CESCO Executive Director Juan Carlos Guajardo told Reuters in an interview that he saw copper output coming in at about 5.3 million tonnes this year, either unchanged from a year earlier or down as much as 1 percent.
The CESCO outlook is far more pessimistic than a Chilean government report last week for a 3.7 percent rise in production this year.
Chile copper miner Antofagasta Plc said this week it was closing a small Lince open pit mine in northern Chile because of lower prices, the latest in a series of global copper industry project casualties.
If you look at the 19 largest mines in Chile, 10 saw falling production last year (2008), so we are talking about more than half of Chile's mines with falling copper (output), said Guajardo.
CESCO is a not-for-profit industry think tank whose members include companies producing much of the world's copper and which hosts one of the world's biggest copper meetings annually in Chile.
Guajardo said a study conducted CESCO showed planned investments for the sector have fallen 25 percent in dollar terms in Chile since September, to close to $27 billion as of early January from some $37 billion when the industry was still in an extended price boom and costs were soaring.
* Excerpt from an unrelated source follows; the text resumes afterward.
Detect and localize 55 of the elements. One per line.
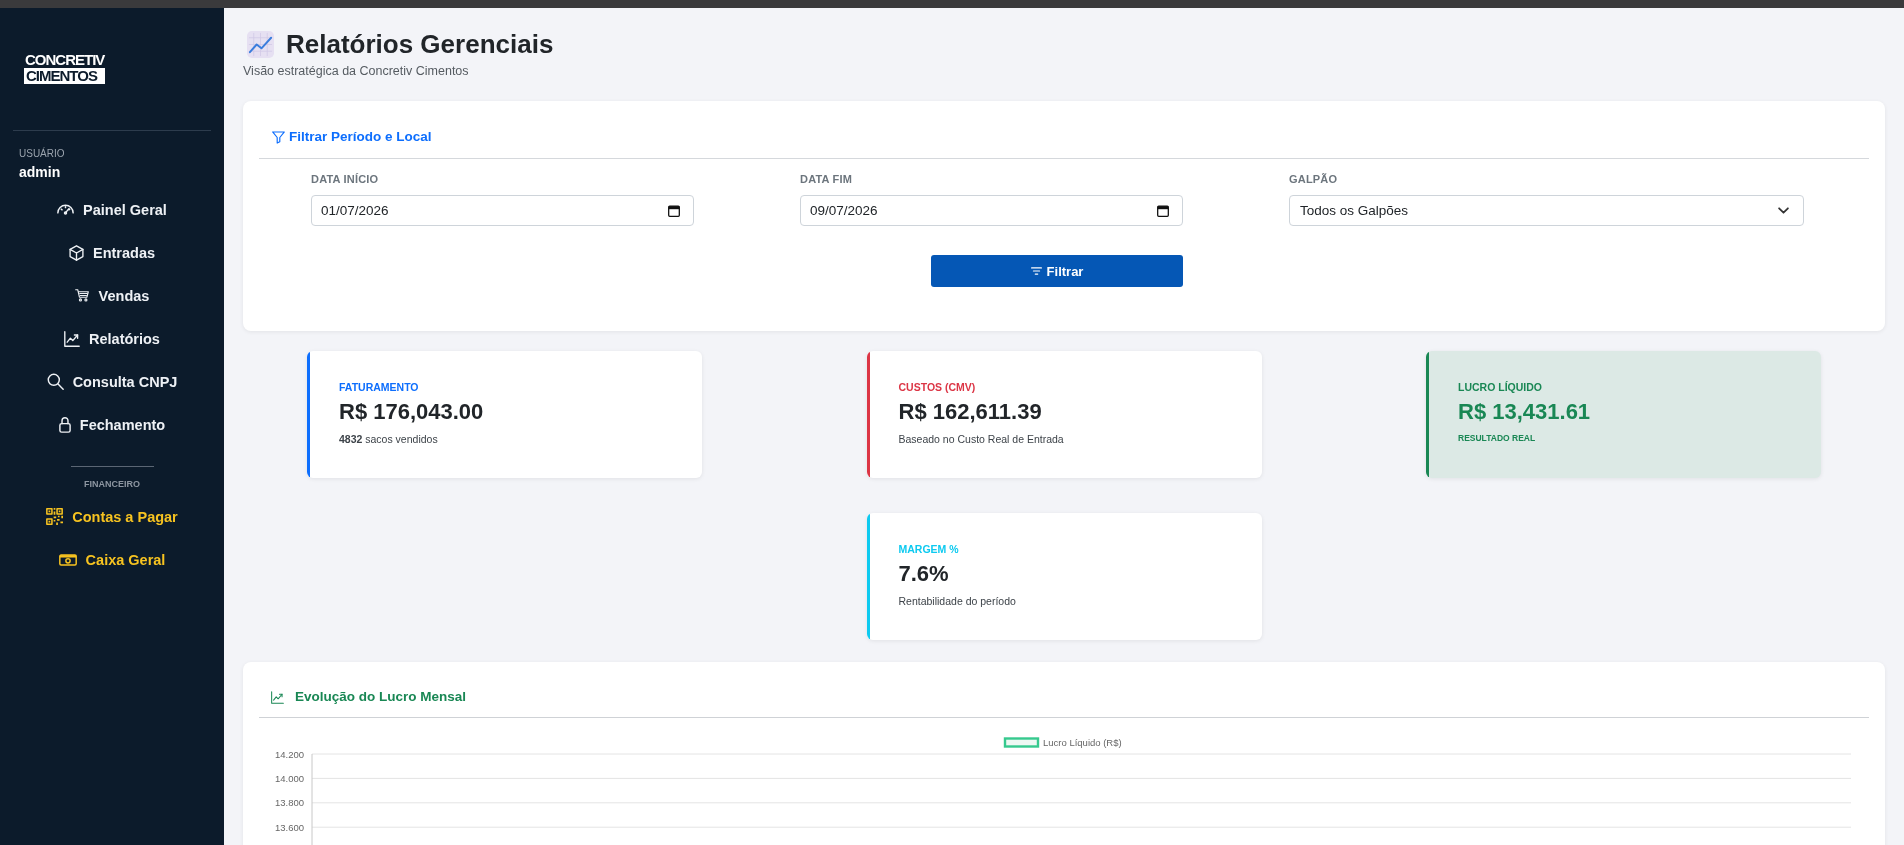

Global copper prices have plummeted since then to close to $1.50 a pound, from record highs of over $4 last July.
Guajardo said he estimated average copper prices would range between $1.50 and $1.80 in 2009.
For Chile's mining industry over all, Guajardo said planned investments fell 38 percent from September, led by projects in iron and steel and, to a lesser extent, molybdenum mining.
Of roughly $10 billion in investment plans put on hold in the copper industry, nearly $7 billion are attributable to No. 1 diversified miner BHP Billiton, majority owner of Chile's Escondida, the world's largest copper mine.
The CESCO report showed Escondida could postpone its Phase Five expansion, originally planned for 2013, and the building of a new complex to desalinate sea water for ore processing, planned for 2012.
Guajardo said some delays came as miners wait for equipment and material costs to fall back in line with copper prices.
Guajardo said the copper market could see a slight rebound in the second half of the year, if copper inventories prove less robust than currently thought.
Most industry analysts predict copper inventories, until recently in deficit and underpinning booming prices, will come in near 300,000 to 400,000 tonnes this year.
Now I'm seeing stats between 100,000 and 200,000, Guajardo said.
Copper prices are already up from close to $1.20 per pound just weeks ago, in part because they crossed the threshold below the minimum costs of even the most efficient producers.
And financial market turmoil has not punished the copper price as much as some had predicted.
This is something that draws attention and gives pause for thought, Guajardo said. One starts to look at the factors behind this.
China, he said, is giving signs for optimism, importing more copper than expected in December at a time when China bank loans rose.